Veterinary Feed Directive (VFD) — A veterinary feed directive is a written statement that authorizes the owner or caretaker of animals to obtain and use animal feed containing VFD drugs to treat their animals in accordance with the FDA-approved directions for use. A VFD drug is a new animal drug approved under section 512(b) of the Federal Food, Drug, and Cosmetic Act. VFD drugs are limited to use under the professional supervision of a licensed veterinarian. No extra-label uses of a VFD drugs are permitted. VFD drugs are a category created as part of the Animal Drug Availability Act of 1996 (P.L. 104-250) and final regulations are published by the FDA's Center for Veterinary Medicine in 21 CFR 510, 514, and 558.
VFD — Veterinary Feed Directive.
Virus-Serum-Toxin (VST) Act — The VST Act (P.L. 430 of 1913, as amended; 21 U.S.C. 151-158) forbids the preparation, sale, barter, exchange, or shipment of worthless, contaminated, dangerous or harmful animal biologicals in interstate commerce.
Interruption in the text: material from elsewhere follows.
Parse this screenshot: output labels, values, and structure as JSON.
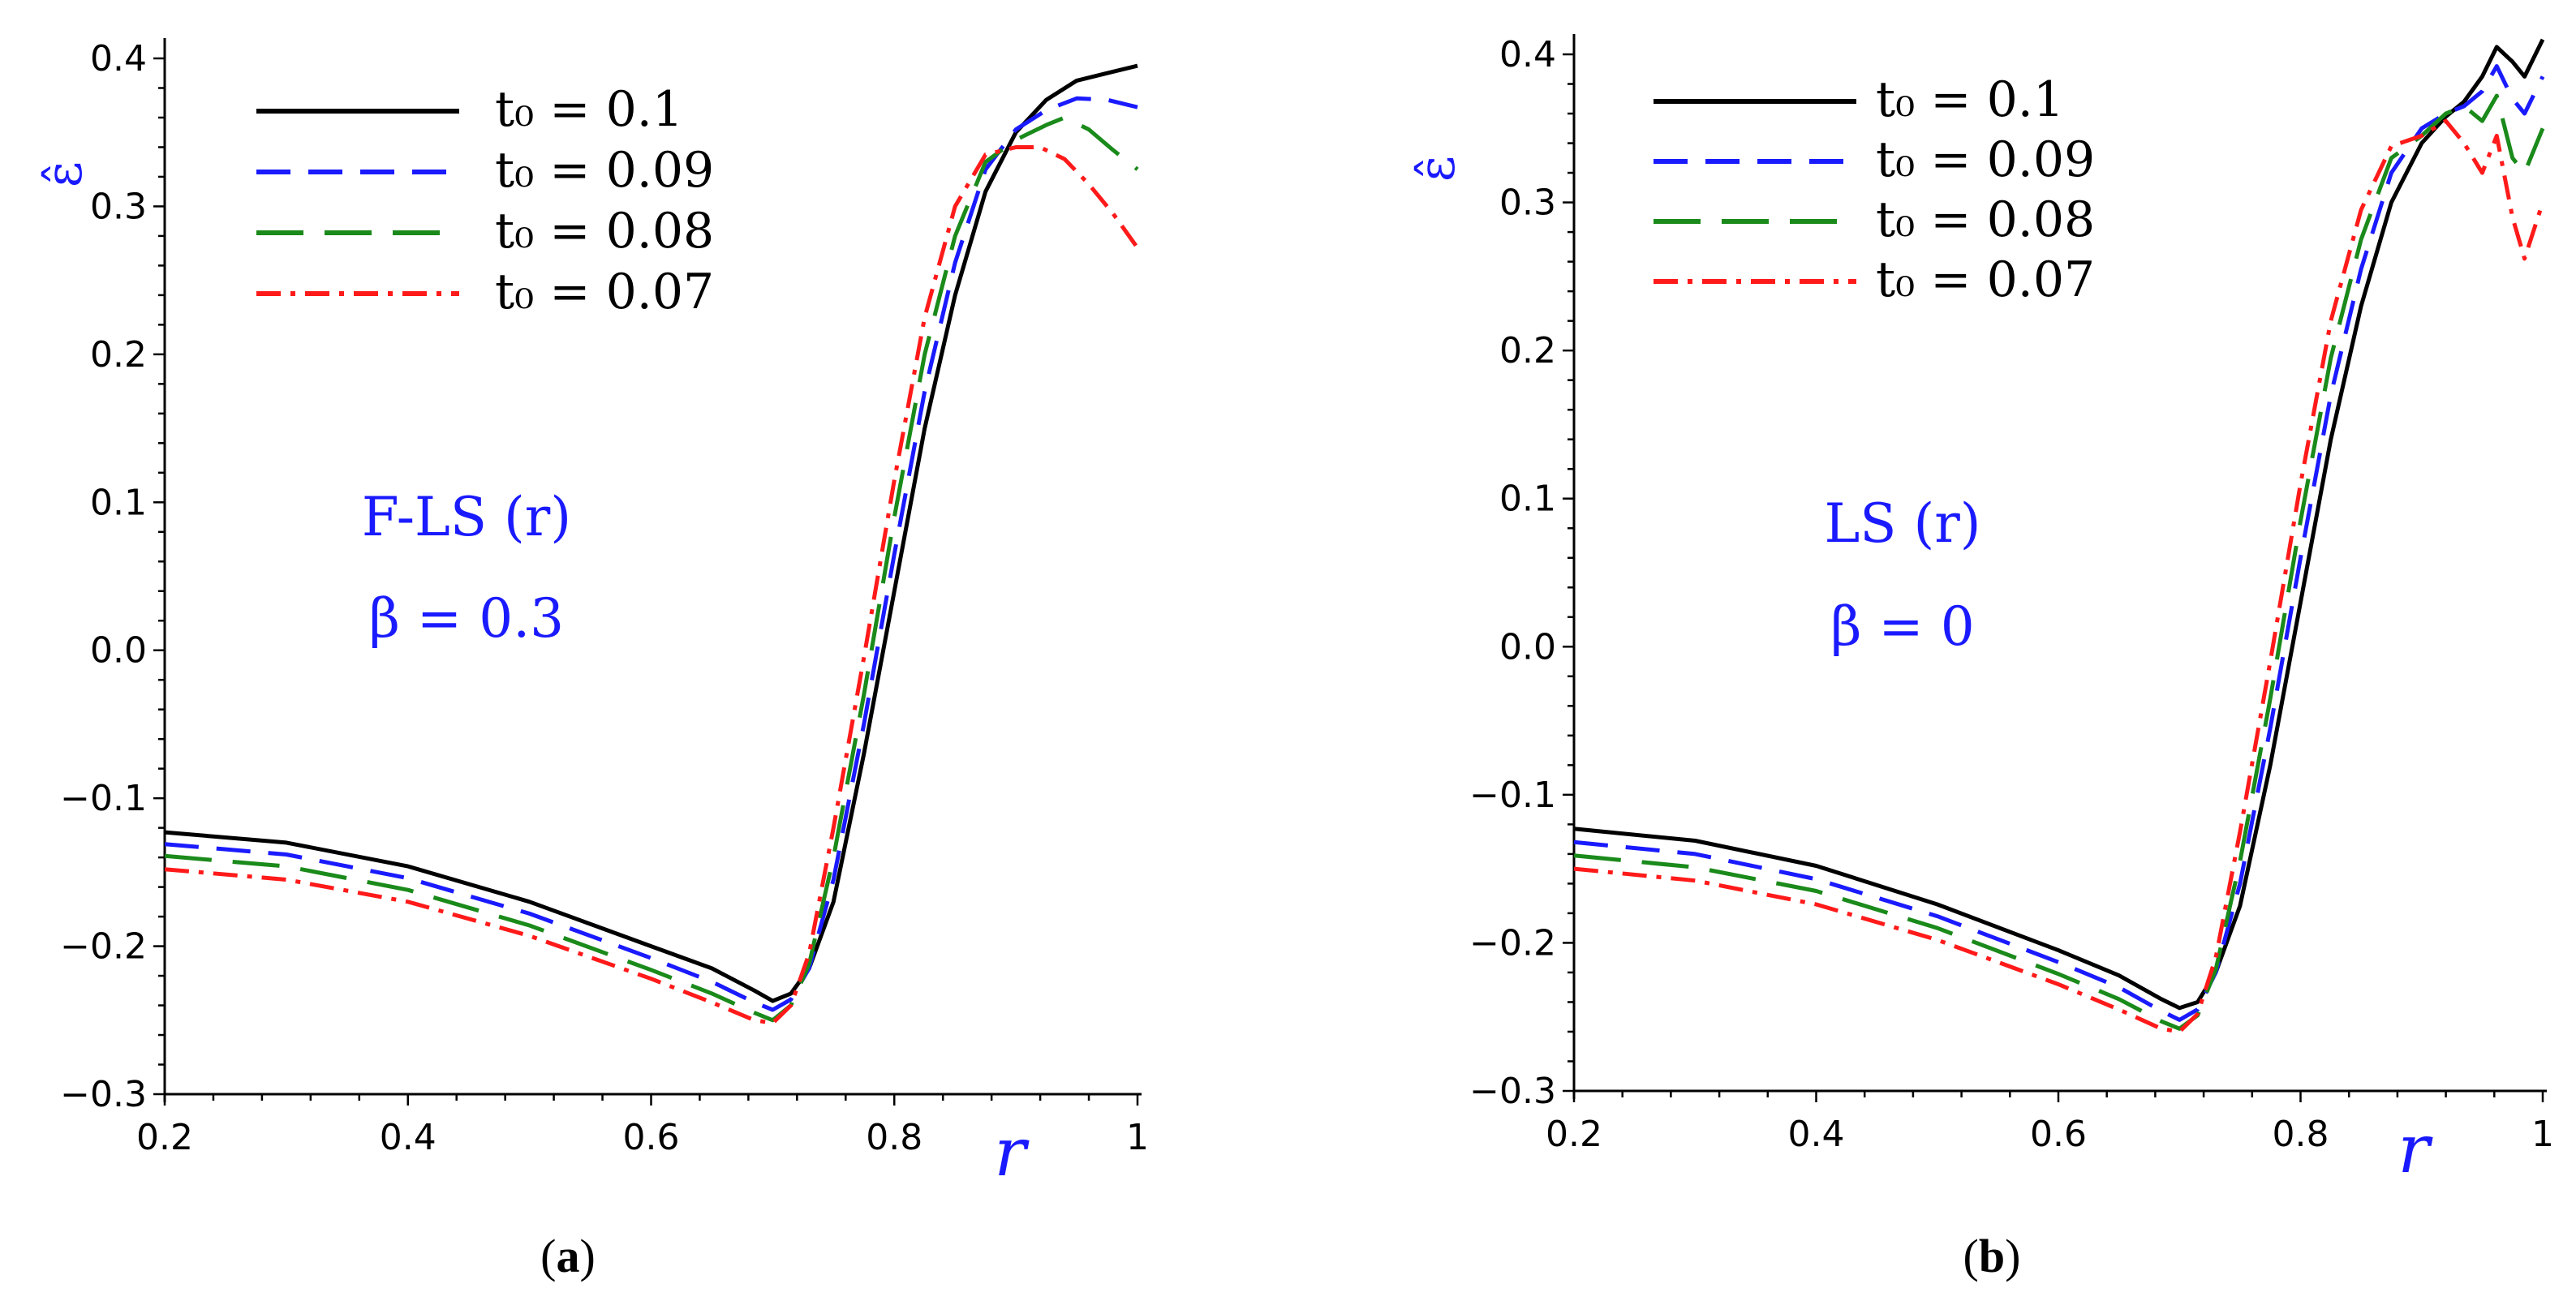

The Act provides for licensing of products and establishments, and requires permits for the importation of animal biologicals. Regulations (9 CFR 101-117) require preparation of biologicals in accordance with an approved Outline of Production so as to meet prescribed test requirements for purity, safety, potency, and efficacy. Regulations also require approval of all labeling and claims to be made in advertising. Animal biologicals are subject to both the Federal Food, Drug, and Cosmetic Act (FFDCA; 21 U.S.C. 321 et seq.) and the VST Act. The USDA Animal and Plant Health Inspection Service (APHIS) enforces the VST Act.
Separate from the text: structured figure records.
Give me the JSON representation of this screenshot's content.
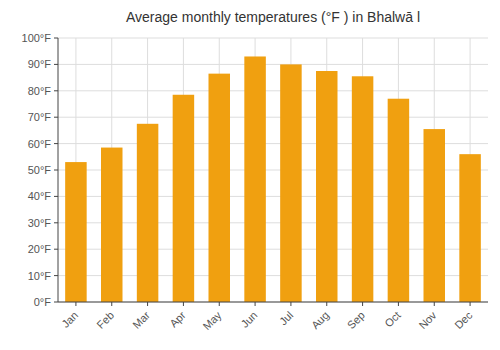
{
  "chart_data": {
    "type": "bar",
    "title": "Average monthly temperatures (°F ) in Bhalwā l",
    "categories": [
      "Jan",
      "Feb",
      "Mar",
      "Apr",
      "May",
      "Jun",
      "Jul",
      "Aug",
      "Sep",
      "Oct",
      "Nov",
      "Dec"
    ],
    "values": [
      53,
      58.5,
      67.5,
      78.5,
      86.5,
      93,
      90,
      87.5,
      85.5,
      77,
      65.5,
      56
    ],
    "color": "#F0A010",
    "ylim": [
      0,
      100
    ],
    "yticks": [
      {
        "value": 0,
        "label": "0°F"
      },
      {
        "value": 10,
        "label": "10°F"
      },
      {
        "value": 20,
        "label": "20°F"
      },
      {
        "value": 30,
        "label": "30°F"
      },
      {
        "value": 40,
        "label": "40°F"
      },
      {
        "value": 50,
        "label": "50°F"
      },
      {
        "value": 60,
        "label": "60°F"
      },
      {
        "value": 70,
        "label": "70°F"
      },
      {
        "value": 80,
        "label": "80°F"
      },
      {
        "value": 90,
        "label": "90°F"
      },
      {
        "value": 100,
        "label": "100°F"
      }
    ],
    "grid": true
  }
}
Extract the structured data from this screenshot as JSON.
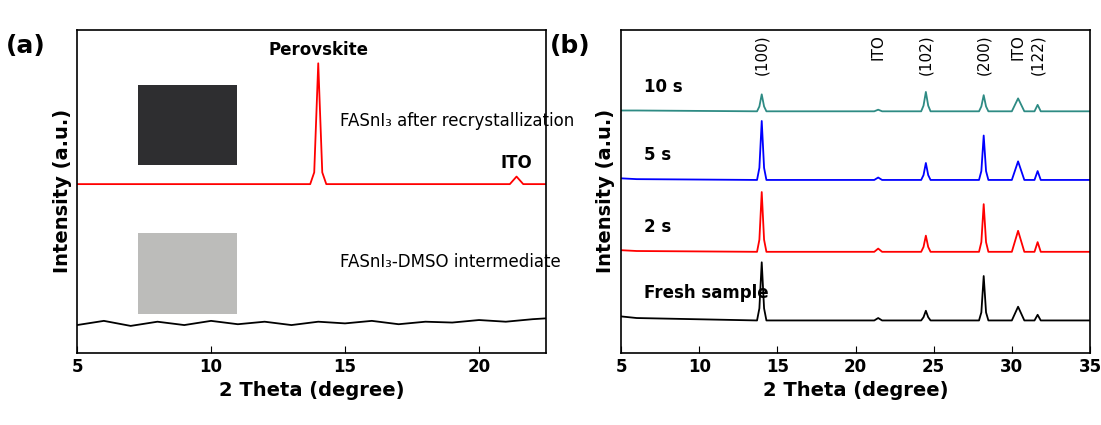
{
  "chart_data": [
    {
      "type": "line",
      "title": "(a)",
      "x_label": "2 Theta (degree)",
      "y_label": "Intensity (a.u.)",
      "xlim": [
        5,
        22.5
      ],
      "xticks": [
        5,
        10,
        15,
        20
      ],
      "ylim": [
        -3.5,
        35
      ],
      "tick_labels": "x",
      "series": [
        {
          "name": "FASnI₃ after recrystallization",
          "color": "#ff0000",
          "x": [
            5,
            13.7,
            13.85,
            14.0,
            14.15,
            14.3,
            21.15,
            21.4,
            21.65,
            22.5
          ],
          "values": [
            16.6,
            16.6,
            18.0,
            31.0,
            18.0,
            16.6,
            16.6,
            17.5,
            16.6,
            16.6
          ]
        },
        {
          "name": "FASnI₃-DMSO intermediate",
          "color": "#000000",
          "x": [
            5,
            6,
            7,
            8,
            9,
            10,
            11,
            12,
            13,
            14,
            15,
            16,
            17,
            18,
            19,
            20,
            21,
            22,
            22.5
          ],
          "values": [
            -0.2,
            0.3,
            -0.3,
            0.2,
            -0.2,
            0.3,
            -0.1,
            0.2,
            -0.2,
            0.2,
            0,
            0.3,
            -0.1,
            0.2,
            0.1,
            0.4,
            0.2,
            0.5,
            0.6
          ]
        }
      ],
      "annotations": [
        {
          "text": "Perovskite",
          "x": 14.0,
          "y": 31.0
        },
        {
          "text": "ITO",
          "x": 21.4,
          "y": 17.5
        }
      ]
    },
    {
      "type": "line",
      "title": "(b)",
      "x_label": "2 Theta (degree)",
      "y_label": "Intensity (a.u.)",
      "xlim": [
        5,
        35
      ],
      "xticks": [
        5,
        10,
        15,
        20,
        25,
        30,
        35
      ],
      "ylim": [
        -4,
        36
      ],
      "tick_labels": "x",
      "x": [
        5,
        6,
        13.7,
        13.85,
        14.0,
        14.15,
        14.3,
        21.2,
        21.45,
        21.7,
        24.2,
        24.35,
        24.5,
        24.65,
        24.8,
        27.9,
        28.05,
        28.2,
        28.35,
        28.5,
        30.0,
        30.4,
        30.8,
        31.45,
        31.65,
        31.85,
        35
      ],
      "series": [
        {
          "name": "Fresh sample",
          "color": "#000000",
          "values": [
            0.5,
            0.3,
            0,
            1.5,
            7.2,
            1.5,
            0,
            0,
            0.3,
            0,
            0,
            0.4,
            1.2,
            0.4,
            0,
            0,
            1.0,
            5.5,
            1.0,
            0,
            0,
            1.7,
            0,
            0,
            0.7,
            0,
            0
          ]
        },
        {
          "name": "2 s",
          "color": "#ff0000",
          "values": [
            8.7,
            8.6,
            8.5,
            10.0,
            15.9,
            10.0,
            8.5,
            8.5,
            8.9,
            8.5,
            8.5,
            9.1,
            10.5,
            9.1,
            8.5,
            8.5,
            9.7,
            14.4,
            9.7,
            8.5,
            8.5,
            11.1,
            8.5,
            8.5,
            9.7,
            8.5,
            8.5
          ]
        },
        {
          "name": "5 s",
          "color": "#0000ff",
          "values": [
            17.6,
            17.5,
            17.4,
            18.9,
            24.7,
            18.9,
            17.4,
            17.4,
            17.7,
            17.4,
            17.4,
            18.0,
            19.5,
            18.0,
            17.4,
            17.4,
            18.5,
            22.9,
            18.5,
            17.4,
            17.4,
            19.7,
            17.4,
            17.4,
            18.5,
            17.4,
            17.4
          ]
        },
        {
          "name": "10 s",
          "color": "#2e8b84",
          "values": [
            26.0,
            26.0,
            25.9,
            26.5,
            28.0,
            26.5,
            25.9,
            25.9,
            26.1,
            25.9,
            25.9,
            26.6,
            28.3,
            26.6,
            25.9,
            25.9,
            26.5,
            27.9,
            26.5,
            25.9,
            25.9,
            27.5,
            25.9,
            25.9,
            26.7,
            25.9,
            25.9
          ]
        }
      ],
      "annotations": [
        {
          "text": "(100)",
          "x": 14.0
        },
        {
          "text": "ITO",
          "x": 21.45
        },
        {
          "text": "(102)",
          "x": 24.5
        },
        {
          "text": "(200)",
          "x": 28.2
        },
        {
          "text": "ITO",
          "x": 30.4
        },
        {
          "text": "(122)",
          "x": 31.65
        }
      ]
    }
  ]
}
VOC — Volatile organic compounds.
Volunteer Fire Assistance — A State & Private Forestry program under which the Forest Service provides financial and technical assistance to states for grants and agreements with volunteer fire departments that protect communities of fewer than 10,000 people.
Volunteer plant — Generally, a plant that is not intentionally grown or cultivated, but which grows spontaneously. This includes plants derived from seeds unintentionally included in planting, plants derived from seeds dropped by a previous year's crop, or an uncultivated self-sown plant. In cases of genetically modified (GM) plants, some biotechnology critics have voiced concern that a volunteer GM plant may show up in non-GM crops. Biotechnology proponents argue that USDA's existing regulations regarding GM crops are sufficient to minimize chances of unwanted GM material in the food supply.
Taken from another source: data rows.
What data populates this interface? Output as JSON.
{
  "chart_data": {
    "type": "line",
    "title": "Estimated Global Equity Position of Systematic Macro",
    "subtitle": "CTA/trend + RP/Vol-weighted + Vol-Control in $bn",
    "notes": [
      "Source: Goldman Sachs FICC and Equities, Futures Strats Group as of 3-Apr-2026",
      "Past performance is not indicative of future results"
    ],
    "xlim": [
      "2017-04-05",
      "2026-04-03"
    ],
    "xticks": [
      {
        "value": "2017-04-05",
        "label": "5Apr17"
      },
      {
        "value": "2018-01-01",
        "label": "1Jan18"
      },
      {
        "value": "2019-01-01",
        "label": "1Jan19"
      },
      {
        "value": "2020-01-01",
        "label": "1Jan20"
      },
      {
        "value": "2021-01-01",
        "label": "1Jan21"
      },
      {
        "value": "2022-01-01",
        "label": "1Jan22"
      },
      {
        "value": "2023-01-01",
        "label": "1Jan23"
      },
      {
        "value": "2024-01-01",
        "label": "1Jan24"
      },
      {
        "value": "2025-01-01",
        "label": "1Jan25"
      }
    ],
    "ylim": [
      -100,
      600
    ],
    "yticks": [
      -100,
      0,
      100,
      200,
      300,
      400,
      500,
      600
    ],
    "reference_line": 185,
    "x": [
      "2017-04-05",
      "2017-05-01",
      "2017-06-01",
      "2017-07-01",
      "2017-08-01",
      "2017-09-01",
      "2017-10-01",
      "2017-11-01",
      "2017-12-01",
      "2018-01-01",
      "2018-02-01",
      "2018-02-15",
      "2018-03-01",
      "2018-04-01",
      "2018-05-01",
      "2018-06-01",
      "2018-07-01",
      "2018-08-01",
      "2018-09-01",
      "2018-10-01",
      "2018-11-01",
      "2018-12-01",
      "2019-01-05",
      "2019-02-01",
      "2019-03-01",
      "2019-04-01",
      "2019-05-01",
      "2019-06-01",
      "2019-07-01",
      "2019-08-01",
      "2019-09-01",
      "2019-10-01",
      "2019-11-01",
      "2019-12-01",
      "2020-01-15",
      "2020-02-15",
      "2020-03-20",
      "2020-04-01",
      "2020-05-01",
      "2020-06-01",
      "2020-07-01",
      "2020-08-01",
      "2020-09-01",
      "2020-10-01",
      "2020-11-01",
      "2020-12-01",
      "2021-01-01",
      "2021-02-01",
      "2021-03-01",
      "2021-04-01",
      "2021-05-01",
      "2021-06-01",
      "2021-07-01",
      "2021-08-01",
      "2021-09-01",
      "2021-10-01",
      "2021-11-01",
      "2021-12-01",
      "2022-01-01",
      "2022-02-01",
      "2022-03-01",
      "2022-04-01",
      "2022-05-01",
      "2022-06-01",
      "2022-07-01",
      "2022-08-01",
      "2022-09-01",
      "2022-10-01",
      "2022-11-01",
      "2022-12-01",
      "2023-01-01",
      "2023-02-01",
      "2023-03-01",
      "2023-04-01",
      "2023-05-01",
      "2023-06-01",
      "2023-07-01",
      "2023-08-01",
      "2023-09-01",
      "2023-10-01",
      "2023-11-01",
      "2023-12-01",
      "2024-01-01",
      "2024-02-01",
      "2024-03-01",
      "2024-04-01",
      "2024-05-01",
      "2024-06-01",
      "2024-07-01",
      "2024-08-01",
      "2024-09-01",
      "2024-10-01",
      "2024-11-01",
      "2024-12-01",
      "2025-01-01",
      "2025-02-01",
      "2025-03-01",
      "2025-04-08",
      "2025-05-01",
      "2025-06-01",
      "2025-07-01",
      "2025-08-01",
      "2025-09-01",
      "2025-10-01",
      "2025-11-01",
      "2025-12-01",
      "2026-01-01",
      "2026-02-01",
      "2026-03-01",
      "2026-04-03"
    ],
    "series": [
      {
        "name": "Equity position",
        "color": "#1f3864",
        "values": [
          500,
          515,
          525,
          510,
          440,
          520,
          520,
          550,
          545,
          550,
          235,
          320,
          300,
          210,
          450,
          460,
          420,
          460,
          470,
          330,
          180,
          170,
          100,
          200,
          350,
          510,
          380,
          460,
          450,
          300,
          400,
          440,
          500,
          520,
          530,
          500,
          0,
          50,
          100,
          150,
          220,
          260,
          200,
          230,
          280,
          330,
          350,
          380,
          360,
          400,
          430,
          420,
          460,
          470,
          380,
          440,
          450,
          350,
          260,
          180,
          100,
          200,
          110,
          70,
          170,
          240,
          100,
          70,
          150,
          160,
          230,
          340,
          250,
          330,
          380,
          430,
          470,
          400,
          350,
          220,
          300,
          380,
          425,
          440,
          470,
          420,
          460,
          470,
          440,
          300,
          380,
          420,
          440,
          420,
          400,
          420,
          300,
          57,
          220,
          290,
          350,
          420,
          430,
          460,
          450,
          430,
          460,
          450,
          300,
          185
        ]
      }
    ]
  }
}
Vomitoxin — Deoxynivalenol (DON), also referred to as vomitoxin, is a naturally occurring mycotoxin produced by several species of Fusarium fungi. It can infect barley, wheat, oats, and rye. Vomitoxin is not a threat to public health among the general population. However, in rare cases it can produce acute nausea and vomiting in humans and animals. The Food and Drug Administration (FDA), which regulates animal feeds as well as human foods, sets an advisory level for its presence in livestock rations, and advises food manufacturers to limit its presence in finished products to less than 1 part per million.